Gepubliceerd op 20-01-2021

Colymbidae

betekenis & definitie

De Duikers. Vogelfamilie van de orde der Zwemvogels, Natatores (Duikerachtigen, Urinatores); de hiertoe behoorende soorten hebben evenals de duikeenden een gezoomden duim, doch een rechten, saamgedrukten, met hoorn bekleeden snavel. Doorgaans onderscheidt men slechts twee geslachten, Colymbus Lath. (volkomen zwemvliezen) en Podiceps (teenen gelobd), die echter ook wel in meerdere geslachten worden gesplitst. De Colymbus-soorten houden zich voornamelijk in de zee op en begeven zich slechts in den broedtijd naar de binnenslands gelegen wateren; zij voeden zich met visch; de Podiceps-soorten bewonen daarentegen vooral zoete wateren en voeden zich, behalve met visch, ook met insekten en zelfs met planten. Het geslacht Colymbus is beperkt tot den gematigden gordel van het noordelijk halfrond; het geslacht Podiceps heeft een grooter gebied. In Nederland komen van deze familie voor: de roodkeelige zeeduiker (Urinator septentrionalis; Colymbus septentrionalis), wintergast, van Oct.-Maart, langs de kust, op de rivieren en de groote meren; deze soort komt in Nederland het veelvuldigst van alle voor:

de ijsduiker (Urinator glacialis; Colymbus glacialis), zeer zeldzaam;

de parelduiker (Urinator aroticus; Golymbus arcticus), nu en dan aan de kust en op de binnenwateren, een enkele maal in prachtkleed waargenomen;

de fuut (Colymbus cristatus, Podiceps cristatus) of Aarsvoet, zie aldaar, dl. I, pag. 33, ook zandreiger, lumme. zanddrijver, pronkvogel, certijnduiker, in N.-Brabant keizer, in Friesland kroonduiker en groote alduiker (in het friesch haerringslyndeij geheeten, zomervogel, April-Sept., broedt overal aan meren, rivieren en poelen, een aantal overwintert aan de kust;

de roodhalsfuut (Colymbus griseigena, Podiceps rubricollis; Podiceps griseigena), zomervogel, minder veelvuldig dan de vorige soort;

de kuifduiker (Colymbus aurïtus, Podiceps cornutus), ook kleine zanddrijver geheeten, in het najaar in kleinen getale op de kust; slechts eenmaal is bij Vlijmen een enkel paar broedende gevonden;

de geoorde fuut (Colymbus nigricollis, Podiceps nigricollis; Podiceps auritus), in kleinen getale in het voor- en najaar op den doortrek, en een enkele achterblijver des winters aan de kust; enkele paren werden broedende gevonden in Z.-Holland en N.-Brabant.

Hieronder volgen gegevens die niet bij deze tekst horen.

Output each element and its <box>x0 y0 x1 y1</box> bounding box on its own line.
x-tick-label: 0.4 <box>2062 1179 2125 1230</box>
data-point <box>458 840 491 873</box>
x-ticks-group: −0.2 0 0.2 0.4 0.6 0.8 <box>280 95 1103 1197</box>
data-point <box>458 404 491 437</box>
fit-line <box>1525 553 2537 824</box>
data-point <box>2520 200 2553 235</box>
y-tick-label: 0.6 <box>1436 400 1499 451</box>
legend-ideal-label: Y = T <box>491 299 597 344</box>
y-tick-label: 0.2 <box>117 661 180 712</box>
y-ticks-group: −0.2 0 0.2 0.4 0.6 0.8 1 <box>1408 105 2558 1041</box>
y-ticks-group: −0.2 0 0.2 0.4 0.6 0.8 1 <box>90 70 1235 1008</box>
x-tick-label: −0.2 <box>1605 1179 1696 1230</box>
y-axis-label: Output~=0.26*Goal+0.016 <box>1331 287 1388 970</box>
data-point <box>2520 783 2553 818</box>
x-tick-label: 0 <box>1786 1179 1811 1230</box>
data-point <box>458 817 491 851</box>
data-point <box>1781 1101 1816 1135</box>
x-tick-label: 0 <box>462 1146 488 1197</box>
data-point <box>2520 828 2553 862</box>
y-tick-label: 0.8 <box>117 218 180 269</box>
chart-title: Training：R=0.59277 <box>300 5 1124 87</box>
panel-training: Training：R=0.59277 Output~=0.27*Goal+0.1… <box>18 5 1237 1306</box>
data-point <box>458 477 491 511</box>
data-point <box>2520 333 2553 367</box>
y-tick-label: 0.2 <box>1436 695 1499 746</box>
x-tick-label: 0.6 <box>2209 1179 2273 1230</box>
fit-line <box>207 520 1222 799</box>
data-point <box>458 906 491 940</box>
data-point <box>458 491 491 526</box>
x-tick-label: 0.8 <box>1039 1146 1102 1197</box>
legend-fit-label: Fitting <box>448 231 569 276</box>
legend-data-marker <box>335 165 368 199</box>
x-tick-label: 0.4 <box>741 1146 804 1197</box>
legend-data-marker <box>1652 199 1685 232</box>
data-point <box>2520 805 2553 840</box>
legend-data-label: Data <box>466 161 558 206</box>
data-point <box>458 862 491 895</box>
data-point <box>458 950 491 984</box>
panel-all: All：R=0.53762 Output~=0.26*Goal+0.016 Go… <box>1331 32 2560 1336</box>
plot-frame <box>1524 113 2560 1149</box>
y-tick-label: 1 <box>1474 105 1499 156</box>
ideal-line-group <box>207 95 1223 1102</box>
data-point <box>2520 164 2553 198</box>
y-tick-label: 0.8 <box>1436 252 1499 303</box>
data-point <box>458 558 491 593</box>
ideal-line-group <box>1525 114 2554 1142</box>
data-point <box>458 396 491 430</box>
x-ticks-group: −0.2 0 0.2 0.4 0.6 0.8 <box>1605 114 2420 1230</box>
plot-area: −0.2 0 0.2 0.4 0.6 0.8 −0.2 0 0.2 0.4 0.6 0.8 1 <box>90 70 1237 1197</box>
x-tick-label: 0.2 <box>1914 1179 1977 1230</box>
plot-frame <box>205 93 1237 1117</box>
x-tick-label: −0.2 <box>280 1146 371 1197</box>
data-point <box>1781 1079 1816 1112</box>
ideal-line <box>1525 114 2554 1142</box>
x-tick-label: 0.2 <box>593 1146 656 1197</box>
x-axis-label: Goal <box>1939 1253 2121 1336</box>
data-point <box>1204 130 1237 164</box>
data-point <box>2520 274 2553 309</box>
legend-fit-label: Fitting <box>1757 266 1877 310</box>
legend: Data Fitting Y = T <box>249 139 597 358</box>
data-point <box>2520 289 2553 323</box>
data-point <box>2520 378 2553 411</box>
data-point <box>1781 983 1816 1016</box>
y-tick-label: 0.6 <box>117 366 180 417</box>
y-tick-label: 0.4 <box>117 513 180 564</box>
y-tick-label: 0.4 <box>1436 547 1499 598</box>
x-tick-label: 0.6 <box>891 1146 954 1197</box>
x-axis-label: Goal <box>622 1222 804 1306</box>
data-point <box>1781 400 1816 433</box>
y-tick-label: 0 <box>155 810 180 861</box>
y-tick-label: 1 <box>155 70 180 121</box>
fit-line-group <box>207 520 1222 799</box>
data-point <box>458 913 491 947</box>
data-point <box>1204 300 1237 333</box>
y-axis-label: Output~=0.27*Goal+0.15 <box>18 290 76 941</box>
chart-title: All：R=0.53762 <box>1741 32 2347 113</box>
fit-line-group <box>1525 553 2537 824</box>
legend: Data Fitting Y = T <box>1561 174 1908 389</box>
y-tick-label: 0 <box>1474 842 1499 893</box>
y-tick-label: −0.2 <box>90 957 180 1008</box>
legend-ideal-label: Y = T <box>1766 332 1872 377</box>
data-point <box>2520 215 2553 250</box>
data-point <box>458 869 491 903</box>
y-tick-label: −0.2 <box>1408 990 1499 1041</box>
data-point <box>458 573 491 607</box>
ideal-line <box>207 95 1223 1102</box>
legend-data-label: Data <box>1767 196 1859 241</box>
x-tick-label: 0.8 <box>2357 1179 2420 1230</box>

de doodaars (Colymbus fluviatilis; Colymbus minor ; Podiceps minor), ook kleine fuut, kleine duiker, te Haarlem hagelzakje, in Friesland kleine aalduiker, in Limburg duikertje geheeten, broedt overal aan rivieren, meren, poelen en plassen, ook op Texel; velen blijven den winter over.

Overigens kent men soorten dezer familie uit Noord- en Zuid-Amerika, van de Falklandseilanden, Nieuw-Holland en Van Diemensland.